しかし副機長の判断によって中止され、結果的に核戦争がギリギリ回避された」とまで説明します。
ChatGPTはそういう一歩踏み込んだ情報は提供せず、
あくまでもユーザーが求めた情報のみ答える主義のようです。
次に心理相談をする場合。
「手に入れる前はとても心惹かれるが、手に入れると熱が冷めてしまう心理現象について、
専門的な視点から解説してください。」というようなプロンプトをそれぞれに送信すると、
Geminiは専門家視点というよりはそれをかなり一般向けに噛み砕いて説明します。
ChatGPTもある程度噛み砕いて説明しますが、Geminiほど一般向けではないという印象。

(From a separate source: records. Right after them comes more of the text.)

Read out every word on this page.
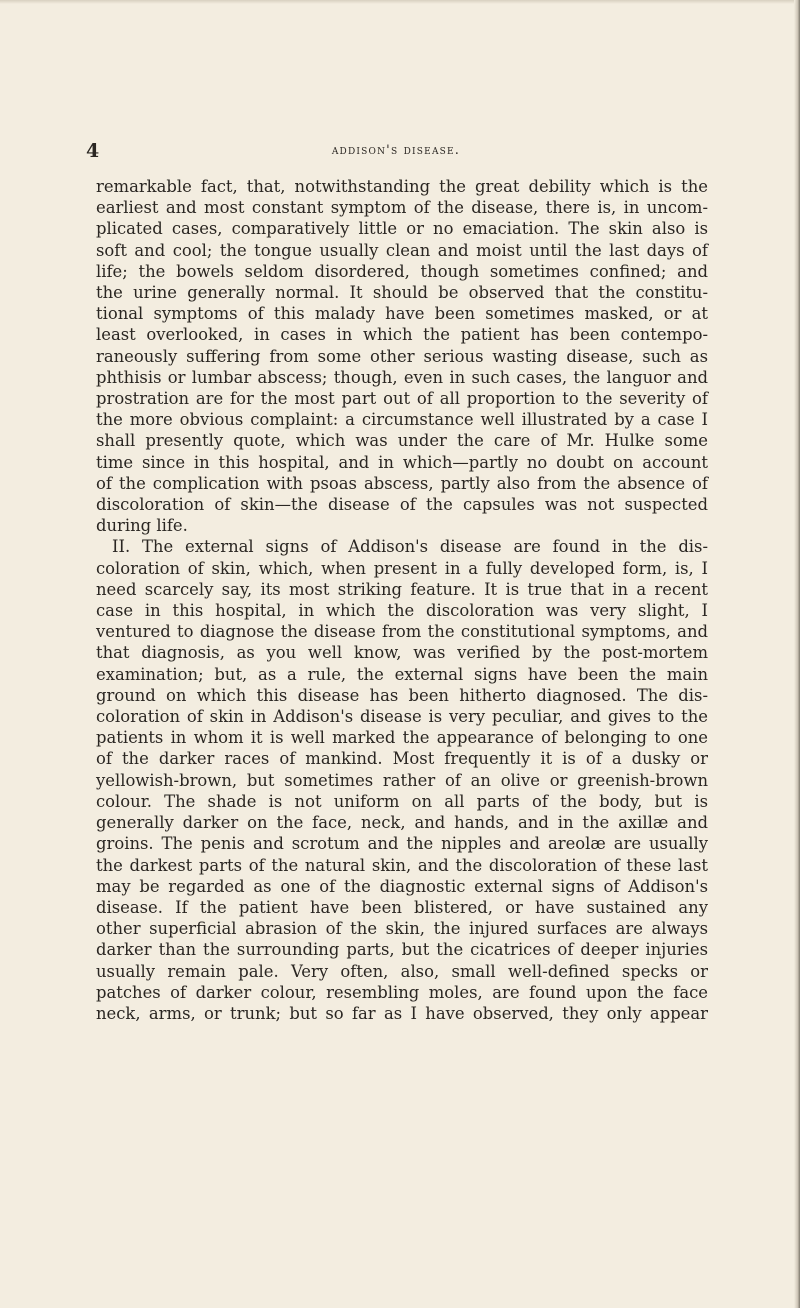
4	addison's disease.
remarkable fact, that, notwithstanding the great debility which is the
earliest and most constant symptom of the disease, there is, in uncom-
plicated cases, comparatively little or no emaciation. The skin also is
soft and cool; the tongue usually clean and moist until the last days of
life; the bowels seldom disordered, though sometimes confined; and
the urine generally normal. It should be observed that the constitu-
tional symptoms of this malady have been sometimes masked, or at
least overlooked, in cases in which the patient has been contempo-
raneously suffering from some other serious wasting disease, such as
phthisis or lumbar abscess; though, even in such cases, the languor and
prostration are for the most part out of all proportion to the severity of
the more obvious complaint: a circumstance well illustrated by a case I
shall presently quote, which was under the care of Mr. Hulke some
time since in this hospital, and in which—partly no doubt on account
of the complication with psoas abscess, partly also from the absence of
discoloration of skin—the disease of the capsules was not suspected
during life.
II. The external signs of Addison's disease are found in the dis-
coloration of skin, which, when present in a fully developed form, is, I
need scarcely say, its most striking feature. It is true that in a recent
case in this hospital, in which the discoloration was very slight, I
ventured to diagnose the disease from the constitutional symptoms, and
that diagnosis, as you well know, was verified by the post-mortem
examination; but, as a rule, the external signs have been the main
ground on which this disease has been hitherto diagnosed. The dis-
coloration of skin in Addison's disease is very peculiar, and gives to the
patients in whom it is well marked the appearance of belonging to one
of the darker races of mankind. Most frequently it is of a dusky or
yellowish-brown, but sometimes rather of an olive or greenish-brown
colour. The shade is not uniform on all parts of the body, but is
generally darker on the face, neck, and hands, and in the axillæ and
groins. The penis and scrotum and the nipples and areolæ are usually
the darkest parts of the natural skin, and the discoloration of these last
may be regarded as one of the diagnostic external signs of Addison's
disease. If the patient have been blistered, or have sustained any
other superficial abrasion of the skin, the injured surfaces are always
darker than the surrounding parts, but the cicatrices of deeper injuries
usually remain pale. Very often, also, small well-defined specks or
patches of darker colour, resembling moles, are found upon the face
neck, arms, or trunk; but so far as I have observed, they only appear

自分はGeminiは調べ物用途(Perplexityみたいな位置付け)として使っていて、
ChatGPTは壁打ちや創作、コーディングなど汎用AIとして使っているのですが、
その前提でそれぞれの回答を比べるとChatGPTはあくまでもユーザーの入力した文言に忠実に回答を生成するのに対して、
Geminiは入力内容からユーザーが「本当に求めていること」を推測して、
それにややフォーカスを当てて回答を生成するというような違いがありそうな気がします。
あと、ChatGPTはGPT-5.2以降箇条書きを使いすぎ。
これはパーソナライズ設定で調整できるので、自分は箇条書きを控えめにするように設定しています。

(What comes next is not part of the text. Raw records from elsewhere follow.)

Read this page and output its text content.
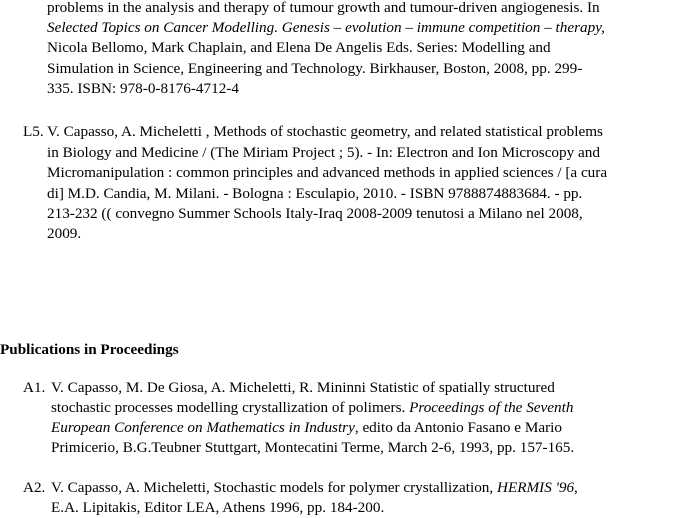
problems in the analysis and therapy of tumour growth and tumour-driven angiogenesis. In
Selected Topics on Cancer Modelling. Genesis – evolution – immune competition – therapy,
Nicola Bellomo, Mark Chaplain, and Elena De Angelis Eds. Series: Modelling and
Simulation in Science, Engineering and Technology. Birkhauser, Boston, 2008, pp. 299-
335. ISBN: 978-0-8176-4712-4
L5. V. Capasso, A. Micheletti , Methods of stochastic geometry, and related statistical problems
in Biology and Medicine / (The Miriam Project ; 5). - In: Electron and Ion Microscopy and
Micromanipulation : common principles and advanced methods in applied sciences / [a cura
di] M.D. Candia, M. Milani. - Bologna : Esculapio, 2010. - ISBN 9788874883684. - pp.
213-232 (( convegno Summer Schools Italy-Iraq 2008-2009 tenutosi a Milano nel 2008,
2009.
Publications in Proceedings
A1. V. Capasso, M. De Giosa, A. Micheletti, R. Mininni Statistic of spatially structured
stochastic processes modelling crystallization of polimers. Proceedings of the Seventh
European Conference on Mathematics in Industry, edito da Antonio Fasano e Mario
Primicerio, B.G.Teubner Stuttgart, Montecatini Terme, March 2-6, 1993, pp. 157-165.
A2. V. Capasso, A. Micheletti, Stochastic models for polymer crystallization, HERMIS '96,
E.A. Lipitakis, Editor LEA, Athens 1996, pp. 184-200.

どちらが明確に優れていると言い切れるほどの差は無いように感じましたが、
回答してほしいことが明確で、余計なことは答えてほしくない場合はChatGPT、
回答してほしいことが曖昧で、周辺情報についても教えてほしい場合はGeminiが向いているという印象です。
もちろん、調整を重ねれば両者のいいとこどりみたいなAIも作れると思います。
これはデフォルトの回答傾向をどうチューニングしているかというAIの能力とはまた違う問題なんじゃないかなと。

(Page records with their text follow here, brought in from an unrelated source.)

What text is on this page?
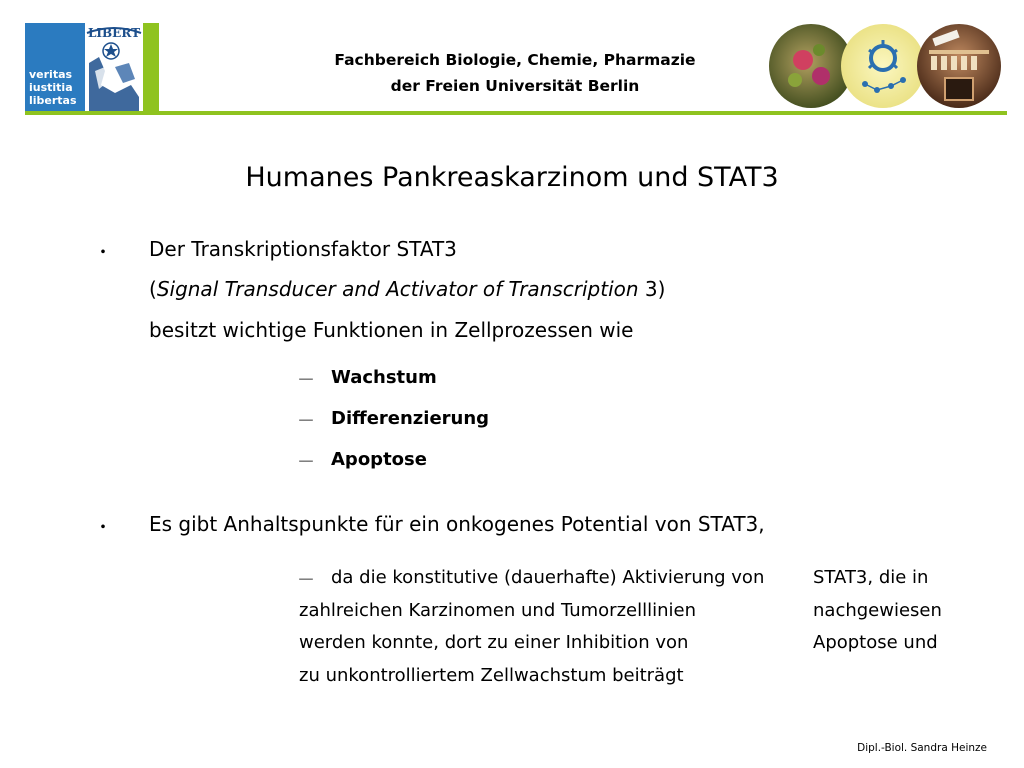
veritas
iustitia
libertas
LIBERT
Fachbereich Biologie, Chemie, Pharmazie
der Freien Universität Berlin
Humanes Pankreaskarzinom und STAT3
・ Der Transkriptionsfaktor STAT3
(Signal Transducer and Activator of Transcription 3)
besitzt wichtige Funktionen in Zellprozessen wie
－ Wachstum
－ Differenzierung
－ Apoptose
・ Es gibt Anhaltspunkte für ein onkogenes Potential von STAT3,
－ da die konstitutive (dauerhafte) Aktivierung von
zahlreichen Karzinomen und Tumorzelllinien
werden konnte, dort zu einer Inhibition von
zu unkontrolliertem Zellwachstum beiträgt
STAT3, die in
nachgewiesen
Apoptose und
Dipl.-Biol. Sandra Heinze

自分はメインはあくまでもChatGPTですが、ChatGPTはある種の厳密さを求められるので、
何も考えずに知識の供給をしたい場合はGeminiを調べもののターミナルとして使っています。
あと、まれにClaudeに話し相手になってもらうこともあります。
ChatGPTにより汎用性を持たせたい場合、
ある程度忖度してくれるようにチューニングしてみるのも悪くないのかもしれません。